Search code examples
pythondataframemultiplicationpython-polars

Multiply polars columns of number type with object type (which supports __mul__)


I have the following code.

import polars as pl

class Summary:
    def __init__(self, value: float, origin: str):
        self.value  = value
        self.origin = origin

    def __repr__(self) -> str:
        return f'Summary({self.value},{self.origin})'

    def __mul__(self, x: float | int) -> 'Summary':
        return Summary(self.value * x, self.origin)

    def __rmul__(self, x: float | int) -> 'Summary':
        return self * x

mapping = {
    'CASH':  Summary( 1, 'E'),
    'ITEM':  Summary(-9, 'A'),
    'CHECK': Summary(46, 'A'),
}

df = pl.DataFrame({'quantity': [7, 4, 10], 'type': mapping.keys(), 'summary': mapping.values()})

The dataframe df looks as follows.

shape: (3, 3)
┌──────────┬───────┬───────────────┐
│ quantity ┆ type  ┆ summary       │
│ ---      ┆ ---   ┆ ---           │
│ i64      ┆ str   ┆ object        │
╞══════════╪═══════╪═══════════════╡
│ 7        ┆ CASH  ┆ Summary(1,E)  │
│ 4        ┆ ITEM  ┆ Summary(-9,A) │
│ 10       ┆ CHECK ┆ Summary(46,A) │
└──────────┴───────┴───────────────┘

Especially, the summary column contains a Summary class object, which supports multiplication. Now, I'd like to multiply this column with the quantity column.

However, the naive approach raises an error.

df.with_columns(pl.col('quantity').mul(pl.col('summary')).alias('qty_summary'))
SchemaError: failed to determine supertype of i64 and object

Is there a way to multiply these columns?


Solution

  • Remember that Polars is designed so that computations run in Rust, not Python, where it's like 1000x faster.
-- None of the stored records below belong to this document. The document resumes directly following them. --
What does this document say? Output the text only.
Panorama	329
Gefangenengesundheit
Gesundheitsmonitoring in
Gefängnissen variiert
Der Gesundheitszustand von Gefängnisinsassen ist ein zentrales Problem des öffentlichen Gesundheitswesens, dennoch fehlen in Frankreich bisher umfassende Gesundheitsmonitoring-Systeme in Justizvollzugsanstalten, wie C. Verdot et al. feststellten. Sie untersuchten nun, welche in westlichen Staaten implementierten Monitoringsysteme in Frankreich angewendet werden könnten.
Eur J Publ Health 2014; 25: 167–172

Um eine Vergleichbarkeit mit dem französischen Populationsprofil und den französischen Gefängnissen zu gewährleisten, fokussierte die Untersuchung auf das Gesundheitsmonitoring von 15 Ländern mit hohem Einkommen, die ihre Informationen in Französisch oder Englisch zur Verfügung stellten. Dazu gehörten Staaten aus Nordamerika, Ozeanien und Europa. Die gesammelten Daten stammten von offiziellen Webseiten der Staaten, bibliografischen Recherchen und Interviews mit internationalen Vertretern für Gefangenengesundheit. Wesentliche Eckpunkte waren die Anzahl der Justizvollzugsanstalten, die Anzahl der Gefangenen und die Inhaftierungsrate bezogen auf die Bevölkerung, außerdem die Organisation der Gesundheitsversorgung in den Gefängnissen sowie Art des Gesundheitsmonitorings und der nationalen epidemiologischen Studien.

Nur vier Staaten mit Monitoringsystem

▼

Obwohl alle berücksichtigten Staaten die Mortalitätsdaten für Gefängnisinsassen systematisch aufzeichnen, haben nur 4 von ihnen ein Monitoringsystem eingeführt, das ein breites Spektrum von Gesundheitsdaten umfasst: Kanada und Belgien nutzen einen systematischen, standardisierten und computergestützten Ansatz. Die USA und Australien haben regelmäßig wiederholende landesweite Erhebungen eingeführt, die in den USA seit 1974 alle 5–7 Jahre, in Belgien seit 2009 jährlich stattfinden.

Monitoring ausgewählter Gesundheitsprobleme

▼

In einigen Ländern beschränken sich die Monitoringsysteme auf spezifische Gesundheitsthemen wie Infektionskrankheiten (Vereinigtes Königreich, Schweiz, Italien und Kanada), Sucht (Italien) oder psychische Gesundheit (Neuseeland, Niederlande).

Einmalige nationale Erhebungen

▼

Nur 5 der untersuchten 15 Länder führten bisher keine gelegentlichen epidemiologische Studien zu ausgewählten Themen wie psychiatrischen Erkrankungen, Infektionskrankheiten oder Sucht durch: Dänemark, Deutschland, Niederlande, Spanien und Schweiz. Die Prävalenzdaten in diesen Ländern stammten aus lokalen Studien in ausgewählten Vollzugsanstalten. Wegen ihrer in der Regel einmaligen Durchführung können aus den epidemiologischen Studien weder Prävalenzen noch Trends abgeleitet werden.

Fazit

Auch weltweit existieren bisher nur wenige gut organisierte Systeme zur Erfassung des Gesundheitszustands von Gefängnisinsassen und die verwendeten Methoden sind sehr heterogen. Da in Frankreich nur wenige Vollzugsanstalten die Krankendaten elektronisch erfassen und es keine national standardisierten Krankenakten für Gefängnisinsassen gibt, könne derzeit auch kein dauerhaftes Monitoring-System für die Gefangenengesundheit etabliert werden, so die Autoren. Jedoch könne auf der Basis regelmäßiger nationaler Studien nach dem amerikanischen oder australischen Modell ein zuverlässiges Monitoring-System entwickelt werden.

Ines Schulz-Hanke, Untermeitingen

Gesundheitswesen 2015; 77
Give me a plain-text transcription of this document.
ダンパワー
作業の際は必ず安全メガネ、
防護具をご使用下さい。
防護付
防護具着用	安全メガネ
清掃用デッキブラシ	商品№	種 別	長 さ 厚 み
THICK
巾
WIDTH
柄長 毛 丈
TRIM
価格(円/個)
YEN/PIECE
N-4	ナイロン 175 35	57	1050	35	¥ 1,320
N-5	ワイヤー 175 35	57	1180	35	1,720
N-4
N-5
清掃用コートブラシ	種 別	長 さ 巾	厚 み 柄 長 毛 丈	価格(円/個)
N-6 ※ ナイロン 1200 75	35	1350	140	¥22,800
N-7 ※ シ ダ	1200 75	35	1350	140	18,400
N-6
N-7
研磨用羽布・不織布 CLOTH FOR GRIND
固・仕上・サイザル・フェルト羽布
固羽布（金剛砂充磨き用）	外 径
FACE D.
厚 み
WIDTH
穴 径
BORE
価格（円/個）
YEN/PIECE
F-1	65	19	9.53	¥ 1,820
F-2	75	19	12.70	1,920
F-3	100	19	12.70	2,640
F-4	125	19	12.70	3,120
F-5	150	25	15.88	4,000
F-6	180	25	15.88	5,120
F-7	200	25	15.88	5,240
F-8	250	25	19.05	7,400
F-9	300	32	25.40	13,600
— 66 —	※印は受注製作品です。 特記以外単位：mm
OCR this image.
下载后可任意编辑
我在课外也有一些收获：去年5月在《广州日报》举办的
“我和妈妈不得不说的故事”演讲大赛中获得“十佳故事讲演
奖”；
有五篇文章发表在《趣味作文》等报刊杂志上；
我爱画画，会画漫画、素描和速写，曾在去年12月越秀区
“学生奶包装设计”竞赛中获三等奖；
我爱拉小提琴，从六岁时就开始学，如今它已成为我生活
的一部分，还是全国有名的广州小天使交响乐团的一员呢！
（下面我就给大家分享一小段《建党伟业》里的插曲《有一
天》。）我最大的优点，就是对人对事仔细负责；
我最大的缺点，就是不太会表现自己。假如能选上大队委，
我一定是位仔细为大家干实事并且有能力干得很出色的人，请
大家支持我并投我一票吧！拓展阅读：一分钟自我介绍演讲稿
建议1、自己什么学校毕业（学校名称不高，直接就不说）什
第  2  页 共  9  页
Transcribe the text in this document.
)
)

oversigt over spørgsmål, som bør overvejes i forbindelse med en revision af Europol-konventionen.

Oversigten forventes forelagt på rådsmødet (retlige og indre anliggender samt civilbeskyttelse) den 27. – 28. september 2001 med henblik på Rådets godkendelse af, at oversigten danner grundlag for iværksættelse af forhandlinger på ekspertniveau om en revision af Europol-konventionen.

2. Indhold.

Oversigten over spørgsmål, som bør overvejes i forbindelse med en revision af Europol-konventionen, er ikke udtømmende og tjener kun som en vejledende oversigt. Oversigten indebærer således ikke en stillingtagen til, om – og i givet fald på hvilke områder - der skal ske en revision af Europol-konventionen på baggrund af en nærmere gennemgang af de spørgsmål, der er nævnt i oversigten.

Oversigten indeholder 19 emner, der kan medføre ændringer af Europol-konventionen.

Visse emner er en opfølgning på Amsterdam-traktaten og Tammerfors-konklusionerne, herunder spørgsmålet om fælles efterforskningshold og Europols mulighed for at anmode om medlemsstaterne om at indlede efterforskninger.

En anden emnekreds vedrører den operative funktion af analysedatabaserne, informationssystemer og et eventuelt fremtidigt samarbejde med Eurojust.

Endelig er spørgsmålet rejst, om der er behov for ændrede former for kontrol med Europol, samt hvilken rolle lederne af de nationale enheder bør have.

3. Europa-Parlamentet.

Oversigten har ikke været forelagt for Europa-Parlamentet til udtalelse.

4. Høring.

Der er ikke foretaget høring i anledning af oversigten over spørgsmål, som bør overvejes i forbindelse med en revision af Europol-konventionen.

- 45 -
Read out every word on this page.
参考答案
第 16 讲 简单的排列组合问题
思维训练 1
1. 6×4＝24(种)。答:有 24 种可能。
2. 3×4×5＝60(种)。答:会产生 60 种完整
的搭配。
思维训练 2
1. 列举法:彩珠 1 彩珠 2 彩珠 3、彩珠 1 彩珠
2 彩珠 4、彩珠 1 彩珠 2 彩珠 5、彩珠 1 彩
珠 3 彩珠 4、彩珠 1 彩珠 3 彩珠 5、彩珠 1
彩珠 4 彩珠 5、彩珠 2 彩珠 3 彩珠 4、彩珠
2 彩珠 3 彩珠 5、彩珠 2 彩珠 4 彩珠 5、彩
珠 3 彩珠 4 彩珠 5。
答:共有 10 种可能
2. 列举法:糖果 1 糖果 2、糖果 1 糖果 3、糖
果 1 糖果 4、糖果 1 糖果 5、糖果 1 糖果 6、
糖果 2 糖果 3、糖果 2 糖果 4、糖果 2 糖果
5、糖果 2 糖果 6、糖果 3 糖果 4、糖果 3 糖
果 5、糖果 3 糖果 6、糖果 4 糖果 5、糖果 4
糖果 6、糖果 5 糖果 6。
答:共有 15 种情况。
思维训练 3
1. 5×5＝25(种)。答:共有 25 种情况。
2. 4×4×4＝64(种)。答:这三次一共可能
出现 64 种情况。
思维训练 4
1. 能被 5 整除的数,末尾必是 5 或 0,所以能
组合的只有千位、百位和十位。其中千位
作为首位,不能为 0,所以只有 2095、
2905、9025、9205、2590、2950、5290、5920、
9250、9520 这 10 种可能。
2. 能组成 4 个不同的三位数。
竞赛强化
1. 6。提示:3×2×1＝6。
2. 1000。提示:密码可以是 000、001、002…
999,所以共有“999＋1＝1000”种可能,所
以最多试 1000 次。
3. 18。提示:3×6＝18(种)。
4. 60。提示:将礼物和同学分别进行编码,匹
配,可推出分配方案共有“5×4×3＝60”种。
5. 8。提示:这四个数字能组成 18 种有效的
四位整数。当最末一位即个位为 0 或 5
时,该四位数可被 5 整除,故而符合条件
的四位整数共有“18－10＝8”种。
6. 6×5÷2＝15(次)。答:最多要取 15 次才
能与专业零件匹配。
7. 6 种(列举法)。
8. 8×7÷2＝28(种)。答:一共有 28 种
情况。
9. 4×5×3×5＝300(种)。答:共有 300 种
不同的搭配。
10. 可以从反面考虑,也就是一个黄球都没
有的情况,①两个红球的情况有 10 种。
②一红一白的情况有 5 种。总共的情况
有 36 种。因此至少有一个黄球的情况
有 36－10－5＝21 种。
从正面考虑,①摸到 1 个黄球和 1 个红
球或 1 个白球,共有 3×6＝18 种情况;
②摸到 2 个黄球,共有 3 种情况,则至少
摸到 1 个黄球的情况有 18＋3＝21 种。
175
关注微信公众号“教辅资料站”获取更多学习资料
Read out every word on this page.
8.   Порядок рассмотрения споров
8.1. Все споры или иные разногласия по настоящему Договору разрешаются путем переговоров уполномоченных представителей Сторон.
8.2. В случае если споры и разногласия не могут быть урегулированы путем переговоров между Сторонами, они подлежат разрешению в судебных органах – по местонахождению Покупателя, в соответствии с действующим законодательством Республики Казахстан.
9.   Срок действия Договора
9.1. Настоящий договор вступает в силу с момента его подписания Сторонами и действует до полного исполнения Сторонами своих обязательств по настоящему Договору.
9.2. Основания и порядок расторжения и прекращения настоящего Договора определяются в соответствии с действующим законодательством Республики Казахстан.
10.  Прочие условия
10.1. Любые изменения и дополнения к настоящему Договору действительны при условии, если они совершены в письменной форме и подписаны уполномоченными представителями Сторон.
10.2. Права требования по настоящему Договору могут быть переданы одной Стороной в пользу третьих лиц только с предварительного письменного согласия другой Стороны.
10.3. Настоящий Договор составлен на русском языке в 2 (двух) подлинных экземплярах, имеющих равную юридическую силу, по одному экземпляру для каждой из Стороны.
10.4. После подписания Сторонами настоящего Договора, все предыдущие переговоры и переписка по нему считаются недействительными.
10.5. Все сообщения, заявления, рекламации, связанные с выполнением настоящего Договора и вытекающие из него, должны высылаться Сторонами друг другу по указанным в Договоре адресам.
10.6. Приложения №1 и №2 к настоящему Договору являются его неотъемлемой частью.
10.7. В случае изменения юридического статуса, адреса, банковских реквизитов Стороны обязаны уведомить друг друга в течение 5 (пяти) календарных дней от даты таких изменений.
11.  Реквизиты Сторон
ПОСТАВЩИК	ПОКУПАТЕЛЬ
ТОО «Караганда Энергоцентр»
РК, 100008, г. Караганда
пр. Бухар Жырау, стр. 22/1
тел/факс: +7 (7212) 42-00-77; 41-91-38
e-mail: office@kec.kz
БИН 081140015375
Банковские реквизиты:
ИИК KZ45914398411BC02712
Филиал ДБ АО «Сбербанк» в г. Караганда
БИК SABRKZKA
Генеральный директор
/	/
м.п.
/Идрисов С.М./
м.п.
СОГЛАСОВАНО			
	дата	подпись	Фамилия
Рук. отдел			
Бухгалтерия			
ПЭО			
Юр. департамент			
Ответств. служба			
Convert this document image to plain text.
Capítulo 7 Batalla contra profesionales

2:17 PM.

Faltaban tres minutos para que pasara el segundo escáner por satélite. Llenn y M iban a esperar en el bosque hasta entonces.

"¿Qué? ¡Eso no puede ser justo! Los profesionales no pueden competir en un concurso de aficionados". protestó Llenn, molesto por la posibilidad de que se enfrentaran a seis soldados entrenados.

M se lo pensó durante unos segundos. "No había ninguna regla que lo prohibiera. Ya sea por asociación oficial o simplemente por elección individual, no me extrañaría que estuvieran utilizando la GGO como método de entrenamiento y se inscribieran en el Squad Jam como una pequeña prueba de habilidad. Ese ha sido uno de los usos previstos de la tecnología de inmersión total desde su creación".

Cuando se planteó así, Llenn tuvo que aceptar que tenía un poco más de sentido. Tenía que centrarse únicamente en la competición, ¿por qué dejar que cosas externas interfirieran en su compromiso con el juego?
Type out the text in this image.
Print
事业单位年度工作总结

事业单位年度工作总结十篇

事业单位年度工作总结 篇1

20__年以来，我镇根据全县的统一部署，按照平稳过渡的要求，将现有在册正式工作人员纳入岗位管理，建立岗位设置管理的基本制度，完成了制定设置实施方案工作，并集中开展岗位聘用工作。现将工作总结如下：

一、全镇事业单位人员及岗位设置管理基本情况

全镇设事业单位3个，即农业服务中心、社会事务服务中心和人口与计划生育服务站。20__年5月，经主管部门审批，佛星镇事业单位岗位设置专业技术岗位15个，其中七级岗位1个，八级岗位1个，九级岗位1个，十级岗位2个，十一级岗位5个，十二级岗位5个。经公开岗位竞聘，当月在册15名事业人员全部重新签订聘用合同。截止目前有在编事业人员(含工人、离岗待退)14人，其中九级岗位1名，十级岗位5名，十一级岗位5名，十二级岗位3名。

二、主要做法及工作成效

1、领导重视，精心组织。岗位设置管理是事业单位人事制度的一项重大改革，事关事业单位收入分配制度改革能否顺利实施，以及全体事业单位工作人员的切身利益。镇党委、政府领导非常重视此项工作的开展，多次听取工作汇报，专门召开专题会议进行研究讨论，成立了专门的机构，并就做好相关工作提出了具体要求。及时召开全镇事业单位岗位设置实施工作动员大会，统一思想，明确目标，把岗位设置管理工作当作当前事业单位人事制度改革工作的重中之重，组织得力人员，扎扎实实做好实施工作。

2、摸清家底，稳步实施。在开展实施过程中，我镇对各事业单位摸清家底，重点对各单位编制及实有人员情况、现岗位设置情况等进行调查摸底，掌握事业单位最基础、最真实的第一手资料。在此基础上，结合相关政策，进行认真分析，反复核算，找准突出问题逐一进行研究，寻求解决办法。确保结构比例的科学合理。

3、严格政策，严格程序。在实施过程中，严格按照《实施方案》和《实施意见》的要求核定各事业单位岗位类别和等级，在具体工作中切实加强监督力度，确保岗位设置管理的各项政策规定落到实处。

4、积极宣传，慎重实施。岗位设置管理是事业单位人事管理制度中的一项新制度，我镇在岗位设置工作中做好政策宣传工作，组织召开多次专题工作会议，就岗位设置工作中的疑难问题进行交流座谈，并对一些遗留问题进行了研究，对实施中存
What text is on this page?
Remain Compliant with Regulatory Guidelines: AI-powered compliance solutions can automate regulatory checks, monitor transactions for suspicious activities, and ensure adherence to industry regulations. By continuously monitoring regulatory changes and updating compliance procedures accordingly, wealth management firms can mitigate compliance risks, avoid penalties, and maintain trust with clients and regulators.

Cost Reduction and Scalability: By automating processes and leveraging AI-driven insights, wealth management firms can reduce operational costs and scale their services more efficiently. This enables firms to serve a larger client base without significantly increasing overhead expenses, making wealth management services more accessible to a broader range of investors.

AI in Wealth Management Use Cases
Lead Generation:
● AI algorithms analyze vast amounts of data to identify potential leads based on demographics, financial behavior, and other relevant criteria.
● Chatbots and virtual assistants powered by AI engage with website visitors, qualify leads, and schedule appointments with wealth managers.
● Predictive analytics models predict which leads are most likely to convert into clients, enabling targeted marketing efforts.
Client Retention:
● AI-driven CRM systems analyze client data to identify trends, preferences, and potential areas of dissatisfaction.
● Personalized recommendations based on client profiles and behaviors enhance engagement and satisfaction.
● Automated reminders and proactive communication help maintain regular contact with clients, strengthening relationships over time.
If you have Python operations you want to run, you lose a lot of the benefit of using Polars in the first place.

    But, thankfully, Polars does have a very nice feature that is relevant here, which is “native” processing of dataclasses.

    import polars as pl
    from dataclasses import dataclass
    
    
    @dataclass
    class Summary:
        value: float
        origin: str
    
        def __mul__(self, x: float | int) -> "Summary":
            return Summary(self.value * x, self.origin)
    
        def __rmul__(self, x: float | int) -> "Summary":
            return self * x
    
    
    mapping = {
        "CASH": Summary(1, "E"),
        "ITEM": Summary(-9, "A"),
        "CHECK": Summary(46, "A"),
    }
    
    df = pl.DataFrame(
        {
            "quantity": [7, 4, 10],
            "type": mapping.keys(),
            "summary": mapping.values(),
        }
    )
    
    df
    

    Because Summary is a dataclass, you 1. don't need __init__ and __repr__ (they come for free), and 2. don't need to do anything special for Polars to struct-ify them.

    shape: (3, 3)
    ┌──────────┬───────┬────────────┐
    │ quantity ┆ type  ┆ summary    │
    │ ---      ┆ ---   ┆ ---        │
    │ i64      ┆ str   ┆ struct[2]  │
    ╞══════════╪═══════╪════════════╡
    │ 7        ┆ CASH  ┆ {1.0,"E"}  │
    │ 4        ┆ ITEM  ┆ {-9.0,"A"} │
    │ 10       ┆ CHECK ┆ {46.0,"A"} │
    └──────────┴───────┴────────────┘
    

    Now you can just do regular Polars struct ops:

    df.with_columns(
        qty_summary=pl.struct(
            pl.col("summary").struct.field("value") * pl.col("quantity"),
            pl.col("summary").struct.field("origin"),
        )
    )